Any help on further verification of compliancy is very welcome, as the access to ISO/IEC document is limited due to its expensive nature.

Use stable releases in production!

Anyone planning to use Tomb to store and access secrets should not use the latest development version in Git, but use instead the .tar.gz release on https://files.dyne.org/tomb . The stable version will always ensure backward compatibility with older tombs: we make sure it creates sane tombs and keys by running various tests before releasing it. The development version in Git might introduce sudden bugs and is not guaranteed to produce backward- or forward-compatible tombs and keys. The development version in Git should be used to report bugs, test new features and develop patches.

So be warned: do not use the latest Git version in production environments, but use a stable release versioned and packed as tarball on https://files.dyne.org/tomb

Day of the dead

How can you help

Donations are very welcome, please go to https://www.dyne.org/donate

Translations are also welcome: they can be contributed editing sending the .po files in extras/translations.

The code is pretty short and readable. There is also a collection of specifications and design materials in the doc directory.

To contribute code and reviews visit https://github.com/dyne/Tomb

If you plan to commit code into Tomb, please keep in mind this is a minimalist tool and its code should be readable. Guidelines on the coding style are illustrated in doc/HACKING.txt.

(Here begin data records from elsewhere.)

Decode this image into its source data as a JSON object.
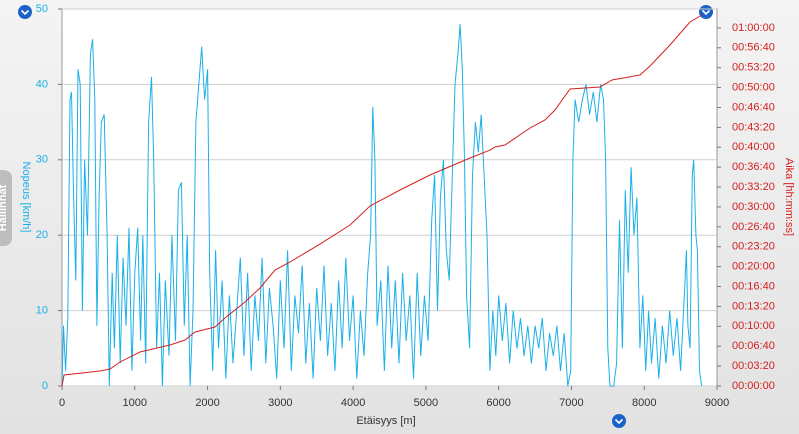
{
  "ui": {
    "side_tab": "Hallinnat"
  },
  "chart_data": {
    "type": "line",
    "xlabel": "Etäisyys [m]",
    "ylabel": "Nopeus [km/h]",
    "y2label": "Aika [hh:mm:ss]",
    "xlim": [
      0,
      9000
    ],
    "ylim": [
      0,
      50
    ],
    "y2lim": [
      0,
      3790
    ],
    "xticks": [
      0,
      1000,
      2000,
      3000,
      4000,
      5000,
      6000,
      7000,
      8000,
      9000
    ],
    "yticks": [
      0,
      10,
      20,
      30,
      40,
      50
    ],
    "y2ticks": [
      {
        "value": 0,
        "label": "00:00:00"
      },
      {
        "value": 200,
        "label": "00:03:20"
      },
      {
        "value": 400,
        "label": "00:06:40"
      },
      {
        "value": 600,
        "label": "00:10:00"
      },
      {
        "value": 800,
        "label": "00:13:20"
      },
      {
        "value": 1000,
        "label": "00:16:40"
      },
      {
        "value": 1200,
        "label": "00:20:00"
      },
      {
        "value": 1400,
        "label": "00:23:20"
      },
      {
        "value": 1600,
        "label": "00:26:40"
      },
      {
        "value": 1800,
        "label": "00:30:00"
      },
      {
        "value": 2000,
        "label": "00:33:20"
      },
      {
        "value": 2200,
        "label": "00:36:40"
      },
      {
        "value": 2400,
        "label": "00:40:00"
      },
      {
        "value": 2600,
        "label": "00:43:20"
      },
      {
        "value": 2800,
        "label": "00:46:40"
      },
      {
        "value": 3000,
        "label": "00:50:00"
      },
      {
        "value": 3200,
        "label": "00:53:20"
      },
      {
        "value": 3400,
        "label": "00:56:40"
      },
      {
        "value": 3600,
        "label": "01:00:00"
      }
    ],
    "grid": true,
    "series": [
      {
        "color": "#1ab0e8",
        "axis": "y",
        "x": [
          0,
          20,
          50,
          80,
          110,
          130,
          160,
          190,
          220,
          250,
          280,
          310,
          350,
          390,
          420,
          450,
          480,
          510,
          540,
          580,
          620,
          650,
          690,
          720,
          760,
          800,
          840,
          880,
          920,
          960,
          1000,
          1040,
          1080,
          1110,
          1150,
          1190,
          1230,
          1260,
          1300,
          1340,
          1380,
          1420,
          1470,
          1510,
          1560,
          1600,
          1640,
          1680,
          1720,
          1760,
          1800,
          1840,
          1880,
          1920,
          1960,
          2000,
          2030,
          2070,
          2110,
          2150,
          2200,
          2250,
          2300,
          2350,
          2400,
          2450,
          2500,
          2550,
          2600,
          2650,
          2700,
          2750,
          2800,
          2850,
          2900,
          2950,
          3000,
          3050,
          3100,
          3150,
          3200,
          3250,
          3300,
          3350,
          3400,
          3450,
          3500,
          3550,
          3600,
          3650,
          3700,
          3750,
          3800,
          3850,
          3900,
          3950,
          4000,
          4050,
          4100,
          4150,
          4200,
          4240,
          4270,
          4300,
          4330,
          4380,
          4430,
          4480,
          4530,
          4580,
          4630,
          4680,
          4730,
          4780,
          4830,
          4880,
          4930,
          4980,
          5030,
          5080,
          5120,
          5160,
          5200,
          5240,
          5280,
          5320,
          5360,
          5400,
          5440,
          5470,
          5500,
          5530,
          5560,
          5600,
          5640,
          5680,
          5720,
          5760,
          5800,
          5840,
          5880,
          5920,
          5960,
          6000,
          6050,
          6100,
          6150,
          6200,
          6250,
          6300,
          6350,
          6400,
          6450,
          6500,
          6550,
          6600,
          6650,
          6700,
          6750,
          6800,
          6850,
          6900,
          6950,
          6990,
          7020,
          7050,
          7100,
          7150,
          7200,
          7250,
          7300,
          7350,
          7400,
          7440,
          7470,
          7500,
          7530,
          7580,
          7620,
          7660,
          7700,
          7740,
          7780,
          7820,
          7860,
          7900,
          7940,
          7980,
          8020,
          8060,
          8100,
          8150,
          8200,
          8250,
          8300,
          8350,
          8400,
          8450,
          8500,
          8550,
          8580,
          8600,
          8630,
          8660,
          8680,
          8710,
          8730,
          8760,
          8790
        ],
        "values": [
          0,
          8,
          2,
          9,
          38,
          39,
          25,
          14,
          42,
          40,
          10,
          30,
          20,
          44,
          46,
          38,
          8,
          25,
          35,
          36,
          20,
          0,
          15,
          5,
          20,
          3,
          17,
          8,
          21,
          2,
          15,
          21,
          6,
          20,
          3,
          35,
          41,
          30,
          5,
          15,
          0,
          14,
          4,
          20,
          6,
          26,
          27,
          8,
          20,
          0,
          10,
          35,
          40,
          45,
          38,
          42,
          15,
          2,
          18,
          5,
          14,
          1,
          12,
          3,
          10,
          17,
          4,
          15,
          2,
          12,
          6,
          17,
          3,
          13,
          8,
          1,
          14,
          5,
          18,
          2,
          12,
          7,
          16,
          3,
          11,
          1,
          13,
          6,
          16,
          4,
          11,
          2,
          14,
          5,
          17,
          6,
          12,
          1,
          10,
          4,
          15,
          20,
          37,
          30,
          8,
          14,
          2,
          16,
          5,
          14,
          3,
          15,
          6,
          12,
          1,
          15,
          4,
          12,
          6,
          22,
          28,
          10,
          25,
          30,
          18,
          14,
          27,
          40,
          44,
          48,
          42,
          30,
          12,
          5,
          28,
          35,
          31,
          36,
          28,
          20,
          2,
          10,
          4,
          12,
          6,
          11,
          3,
          10,
          5,
          9,
          4,
          8,
          3,
          8,
          5,
          9,
          2,
          7,
          4,
          8,
          2,
          7,
          0,
          2,
          30,
          38,
          35,
          38,
          40,
          36,
          39,
          35,
          40,
          38,
          30,
          5,
          0,
          0,
          3,
          22,
          5,
          26,
          15,
          29,
          20,
          25,
          5,
          12,
          2,
          10,
          3,
          9,
          1,
          8,
          3,
          10,
          4,
          9,
          2,
          12,
          18,
          8,
          5,
          28,
          30,
          20,
          18,
          2,
          0
        ]
      },
      {
        "color": "#d42020",
        "axis": "y2",
        "x": [
          0,
          27,
          522,
          660,
          797,
          1072,
          1484,
          1690,
          1827,
          2102,
          2240,
          2514,
          2721,
          2927,
          3133,
          3545,
          3957,
          4232,
          4644,
          5056,
          5606,
          5881,
          5949,
          6087,
          6430,
          6636,
          6774,
          6980,
          7392,
          7557,
          7942,
          8079,
          8354,
          8629,
          8794
        ],
        "values": [
          0,
          111,
          151,
          171,
          241,
          342,
          412,
          462,
          543,
          593,
          684,
          844,
          985,
          1166,
          1247,
          1427,
          1619,
          1810,
          1970,
          2121,
          2292,
          2372,
          2403,
          2423,
          2594,
          2674,
          2775,
          2986,
          3006,
          3076,
          3126,
          3217,
          3428,
          3659,
          3730
        ]
      }
    ]
  }
}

Tomb's developers can be contacted using the issues on GitHub or over IRC on https://irc.dyne.org channel #dyne (or direct port 9999 SSL)

Licensing

Tomb is Copyright (C) 2007-2018 by the Dyne.org Foundation and maintained by Denis Roio jaromil@dyne.org. More information on all the developers involved is found in the AUTHORS file.

This source code is free software; you can redistribute it and/or modify it under the terms of the GNU Public License as published by the Free Software Foundation; either version 3 of the License, or (at your option) any later version.

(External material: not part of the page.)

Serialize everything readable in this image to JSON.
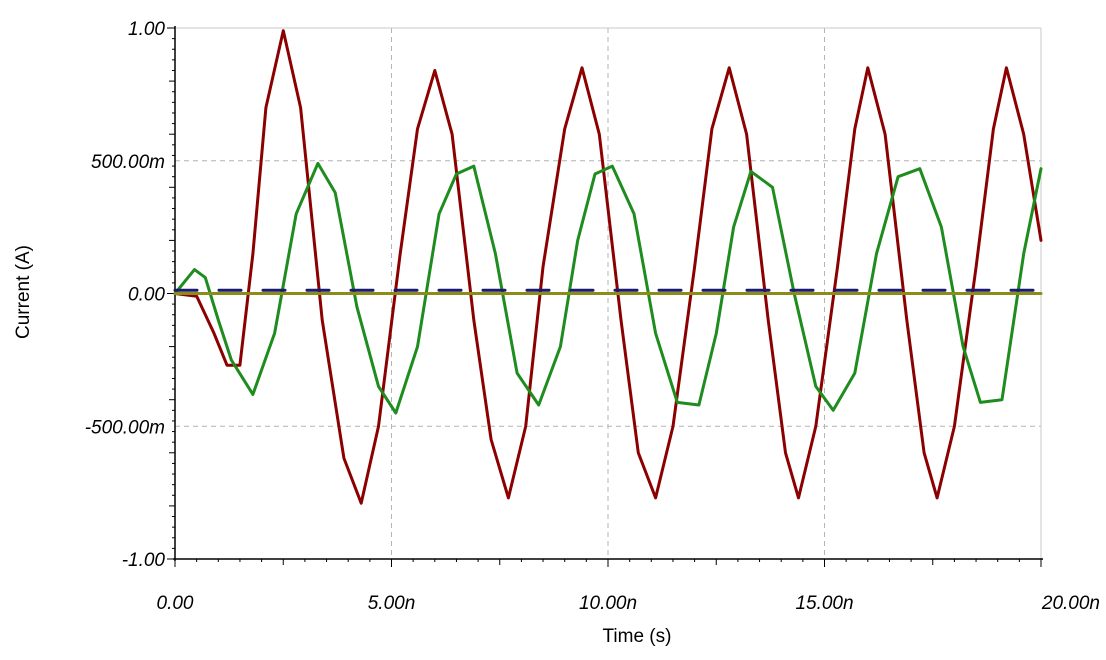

This source code is distributed in the hope that it will be useful, but WITHOUT ANY WARRANTY; without even the implied warranty of MERCHANTABILITY or FITNESS FOR A PARTICULAR PURPOSE. Please refer to the GNU Public License for more details.

You should have received a copy of the GNU Public License along with this source code; if not, write to: Free Software Foundation, Inc., 675 Mass Ave, Cambridge, MA 02139, USA.